Bonne Mère, le regard de Hafsia Herzi

Photo du film Bonne mère © DR

 

« Tant que je suis debout, je resterai solide ». Nora, femme de ménage dans une cité des quartiers nord de Marseille, est une mère-courage. À l’image de la Bonne Mère, cathédrale qui surplombe la ville, elle veille sur sa tribu de trois enfants, dont un fils incarcéré suite au braquage d’une station-service. L’idée de Bonne Mère trottait dans la tête de Hafsia Herzi depuis des années. Déjà remarquée à Cannes pour ses rôles dans L’Apollonide et La Source des femmes, elle présente son deuxième long métrage dans la sélection Un Certain Regard.
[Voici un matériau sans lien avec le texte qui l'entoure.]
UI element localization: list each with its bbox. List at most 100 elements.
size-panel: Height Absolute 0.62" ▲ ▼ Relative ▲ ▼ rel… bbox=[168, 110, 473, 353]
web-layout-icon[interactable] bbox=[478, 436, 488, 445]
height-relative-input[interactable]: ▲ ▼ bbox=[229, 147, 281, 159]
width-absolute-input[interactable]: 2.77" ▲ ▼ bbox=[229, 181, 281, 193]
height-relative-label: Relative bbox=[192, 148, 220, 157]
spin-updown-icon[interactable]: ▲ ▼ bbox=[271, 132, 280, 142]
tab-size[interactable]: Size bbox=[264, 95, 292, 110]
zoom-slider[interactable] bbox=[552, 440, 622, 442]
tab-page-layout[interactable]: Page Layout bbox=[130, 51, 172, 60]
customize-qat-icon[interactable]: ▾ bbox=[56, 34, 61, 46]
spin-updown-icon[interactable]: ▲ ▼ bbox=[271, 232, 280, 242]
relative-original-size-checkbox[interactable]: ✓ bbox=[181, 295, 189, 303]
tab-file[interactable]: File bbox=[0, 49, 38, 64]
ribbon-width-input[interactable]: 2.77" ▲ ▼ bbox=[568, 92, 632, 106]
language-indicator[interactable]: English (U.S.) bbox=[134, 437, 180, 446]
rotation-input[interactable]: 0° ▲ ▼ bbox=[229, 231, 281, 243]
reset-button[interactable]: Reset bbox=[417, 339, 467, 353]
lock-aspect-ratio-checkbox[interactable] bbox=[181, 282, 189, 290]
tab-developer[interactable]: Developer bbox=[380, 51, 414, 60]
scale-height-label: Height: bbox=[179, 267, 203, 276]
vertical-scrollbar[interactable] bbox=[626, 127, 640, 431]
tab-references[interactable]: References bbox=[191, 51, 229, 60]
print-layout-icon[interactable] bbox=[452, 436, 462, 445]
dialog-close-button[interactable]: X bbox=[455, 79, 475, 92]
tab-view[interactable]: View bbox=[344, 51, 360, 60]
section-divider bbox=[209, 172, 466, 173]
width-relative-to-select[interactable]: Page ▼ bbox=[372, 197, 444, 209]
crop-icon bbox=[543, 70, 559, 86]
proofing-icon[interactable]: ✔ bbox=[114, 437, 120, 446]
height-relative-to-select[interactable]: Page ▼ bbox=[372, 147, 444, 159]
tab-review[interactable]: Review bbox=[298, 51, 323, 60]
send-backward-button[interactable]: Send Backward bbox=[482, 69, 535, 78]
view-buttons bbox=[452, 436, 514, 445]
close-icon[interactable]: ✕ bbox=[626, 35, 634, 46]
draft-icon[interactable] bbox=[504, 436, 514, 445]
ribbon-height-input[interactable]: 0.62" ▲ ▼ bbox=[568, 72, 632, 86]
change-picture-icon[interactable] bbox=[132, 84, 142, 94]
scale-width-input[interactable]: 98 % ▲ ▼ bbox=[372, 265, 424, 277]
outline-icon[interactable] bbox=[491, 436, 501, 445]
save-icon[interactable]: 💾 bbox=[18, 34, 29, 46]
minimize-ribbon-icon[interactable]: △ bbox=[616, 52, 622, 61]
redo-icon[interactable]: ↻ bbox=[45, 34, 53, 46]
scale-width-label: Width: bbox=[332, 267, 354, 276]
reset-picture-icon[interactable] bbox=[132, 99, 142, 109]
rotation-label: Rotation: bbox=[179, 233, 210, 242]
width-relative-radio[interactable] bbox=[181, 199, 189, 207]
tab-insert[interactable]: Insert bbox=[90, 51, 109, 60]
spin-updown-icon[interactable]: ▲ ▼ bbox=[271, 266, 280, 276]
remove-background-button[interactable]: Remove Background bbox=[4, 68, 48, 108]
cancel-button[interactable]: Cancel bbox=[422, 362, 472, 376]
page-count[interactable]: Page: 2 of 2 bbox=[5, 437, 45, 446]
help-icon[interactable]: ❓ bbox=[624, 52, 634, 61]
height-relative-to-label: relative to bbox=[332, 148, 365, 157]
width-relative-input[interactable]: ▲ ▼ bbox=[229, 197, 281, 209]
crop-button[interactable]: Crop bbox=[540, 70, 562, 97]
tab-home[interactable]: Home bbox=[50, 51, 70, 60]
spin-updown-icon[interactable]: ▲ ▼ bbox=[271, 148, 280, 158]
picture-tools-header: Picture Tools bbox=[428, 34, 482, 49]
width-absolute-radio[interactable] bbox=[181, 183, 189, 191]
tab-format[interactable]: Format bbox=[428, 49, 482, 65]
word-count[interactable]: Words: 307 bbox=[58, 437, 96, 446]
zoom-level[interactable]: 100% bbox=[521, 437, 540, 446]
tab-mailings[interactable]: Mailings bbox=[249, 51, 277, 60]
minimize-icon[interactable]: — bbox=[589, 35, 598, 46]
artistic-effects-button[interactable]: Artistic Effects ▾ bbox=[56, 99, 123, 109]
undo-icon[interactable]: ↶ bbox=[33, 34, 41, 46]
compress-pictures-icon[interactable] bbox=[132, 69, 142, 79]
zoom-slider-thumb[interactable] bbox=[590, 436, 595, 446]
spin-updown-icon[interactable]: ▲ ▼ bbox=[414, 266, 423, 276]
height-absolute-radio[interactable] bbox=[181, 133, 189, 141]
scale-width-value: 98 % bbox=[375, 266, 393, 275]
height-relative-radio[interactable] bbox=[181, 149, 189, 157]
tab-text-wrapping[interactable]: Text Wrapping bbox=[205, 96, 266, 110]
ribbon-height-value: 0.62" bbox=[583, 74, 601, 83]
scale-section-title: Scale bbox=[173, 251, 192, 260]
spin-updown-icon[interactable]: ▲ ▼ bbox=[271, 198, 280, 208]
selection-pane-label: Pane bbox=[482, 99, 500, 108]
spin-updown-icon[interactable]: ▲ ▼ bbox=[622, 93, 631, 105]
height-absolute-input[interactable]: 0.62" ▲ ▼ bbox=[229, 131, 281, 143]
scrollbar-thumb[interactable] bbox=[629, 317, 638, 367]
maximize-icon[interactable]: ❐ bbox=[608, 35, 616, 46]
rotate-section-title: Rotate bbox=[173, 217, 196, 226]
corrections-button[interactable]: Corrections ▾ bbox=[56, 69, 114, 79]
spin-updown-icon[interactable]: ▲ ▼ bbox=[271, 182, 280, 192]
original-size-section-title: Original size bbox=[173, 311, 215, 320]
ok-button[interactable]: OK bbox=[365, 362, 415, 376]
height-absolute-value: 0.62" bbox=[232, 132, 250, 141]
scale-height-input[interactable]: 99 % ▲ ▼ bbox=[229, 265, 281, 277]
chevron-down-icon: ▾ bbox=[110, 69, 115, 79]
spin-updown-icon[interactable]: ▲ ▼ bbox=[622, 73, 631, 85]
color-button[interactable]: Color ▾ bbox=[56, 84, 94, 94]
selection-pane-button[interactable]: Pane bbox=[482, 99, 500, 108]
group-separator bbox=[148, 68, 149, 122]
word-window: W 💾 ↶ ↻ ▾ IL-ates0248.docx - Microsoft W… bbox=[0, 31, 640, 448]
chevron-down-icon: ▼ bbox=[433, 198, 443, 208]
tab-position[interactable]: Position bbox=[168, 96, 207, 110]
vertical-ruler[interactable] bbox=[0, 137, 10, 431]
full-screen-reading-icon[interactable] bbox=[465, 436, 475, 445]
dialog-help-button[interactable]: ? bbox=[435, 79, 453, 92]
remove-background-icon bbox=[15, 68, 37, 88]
Racontez-nous la genèse de votre film.

Ce personnage de mère-courage me fascine depuis que je suis petite. J’ai grandi seule avec ma mère qui était femme de ménage. J'ai perdu mon père très jeune. J'ai beaucoup d'admiration pour cette femme qui, quand on se réveillait le matin, avait déjà tout préparé pour nous avant de partir travailler. Je voulais faire un film sur elle et sur ces femmes qui s'oublient complètement pour leurs enfants.

L’atmosphère du tournage ? 

C'était super, j'aime quand il y a du monde. Ils étaient tous comédiens amateurs, à l'exception du personnage de la tante. On a fait beaucoup de répétitions afin de créer un lien fort. Aujourd'hui, je peux dire qu'on est unis pour la vie et que certains veulent continuer à jouer la comédie.

Une anecdote de plateau ?

Filmer à Marseille a surtout été une expérience d'entraide. J'ai fait travailler les gens de la cité. Par exemple, le gardien d'immeuble était un ami d'enfance. Il nous a aidés à accéder aux toits. J'avais besoin de tourner un lever du soleil avec une vue panoramique. C'était le seul moment possible pour filmer de cet endroit car le reste de la journée et la nuit, il y a sur tous les toits des guetteurs chargés de prévenir si la police arrive. C'était donc assez tendu.

Quelques mots sur le premier rôle de votre film, Halima Benhamed ?

Pendant le casting pour le rôle de la fille de Nora, Sabrina Benhamed, une des jeunes femmes venues auditionner, était accompagnée d'une femme d'une cinquantaine d'années qui regardait tout le temps au loin. Sabrina me dit que c'est sa mère. On fait connaissance et je lui propose de passer le casting pour le rôle de Nora. Elle refuse tout de suite en rigolant. Elle ne se sent pas comédienne. Je n'insiste pas. J'attends et je redemande. Nouveau refus. C'est une dame très timide. J'ai finalement réussi à la convaincre. Elle fait des essais et là c'était magique. Son regard m'a convaincue. Halima, c'est un coup de foudre artistique immédiat. J'avoue que je désespérais vraiment avant de la rencontrer. J'ai réécrit le rôle pour elle, en rajeunissant le personnage.

Quelles sont vos sources d’influence et qu’est-ce qui vous a poussé vers la réalisation ?

J’ai toujours aimé observer les gens. Je viens de Marseille et on y croise beaucoup de personnalités fortes, ça m’a toujours inspiré. Mes envies de cinéma se sont confirmées avec La Graine et le Mulet. C’est à cette occasion que j’ai pu observer le travail d’un réalisateur et je me suis dit qu’un jour je ferai ça. À l’époque j’avais d’ailleurs fait lire l’un de mes traitements à Abdellatif Kechiche, le réalisateur du film, il m’a encouragé et m’a offert des livres sur l’écriture d’un scénario.